You merge across shards, then do an availability hop. Is that availability hop another scatter?
It would be if status keys landed on random slots — and in the first draft they did. We fix that by co-locating status with the geo set: status for a cell lives in a Redis hash keyed {s2:<cell>}:status, driver IDs as fields. The hash tag is the same cell, so the status hash sits on the same shard as that cell's geo set. For each covering cell, the per-shard pipeline carries both the GEOSEARCH and the HMGET — one round trip per shard, not two. The dispatch service writes status with the driver's current S2 cell (it's in the location payload), so it always knows which hash to write.
Why keep status in a separate key at all? Stuff it in the geo member and save the HMGET.
Because status changes on a different cadence than position. A driver's location updates every 5 s; their availability flips the instant they accept a trip. If status were baked into the geo member, every status flip would be a GEOADD rewrite (re-encoding the point) and every location update would have to carry the latest status or clobber it. Splitting them — but co-locating them on the same shard — lets each be written by whoever owns that fact (location pipeline writes geometry, dispatch service writes status) with no coordination, while still costing only one pipelined round trip per shard.
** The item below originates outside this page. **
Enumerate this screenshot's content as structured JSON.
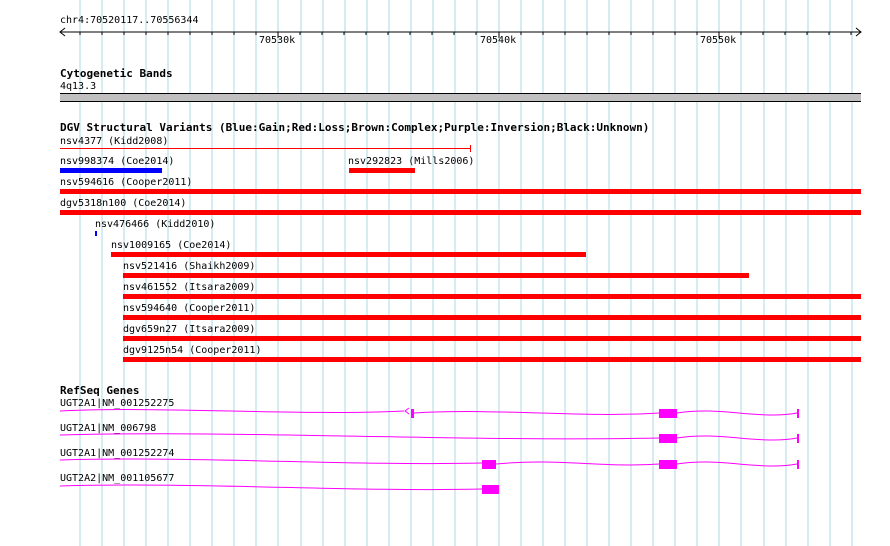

Stale ghosts and TTL eviction
A driver's phone dies mid-shift. Tunnel, dead battery, app crash. What happens to them in your index?
Without protection, they become a ghost — frozen at their last position, still showing up in "nearby drivers," still getting dispatched to riders who then watch a car that never moves. Pre-TTL, teams have left ghosts in the index for hours, and every ghost is a botched ETA and a failed dispatch. The fix every real implementation lands on: every location record carries a 30-second TTL, refreshed on each heartbeat update. Miss a few pings and the driver simply ages out of the index. No reaper job, no explicit "I'm going offline" message we might never receive.
TTL is a direct trade. With $T_{ping}=5$ s and $TTL=30$ s, a driver survives up to $\lfloor 30/5 \rfloor - 1 = 5$ consecutive dropped pings before expiring — tolerant of a brief tunnel, intolerant of a dead phone. Shorten the TTL toward $T_{ping}$ and ghosts clear faster but a single dropped packet evicts a healthy driver; lengthen it and ghosts linger. 30 s is the standard sweet spot: ~6 pings of grace.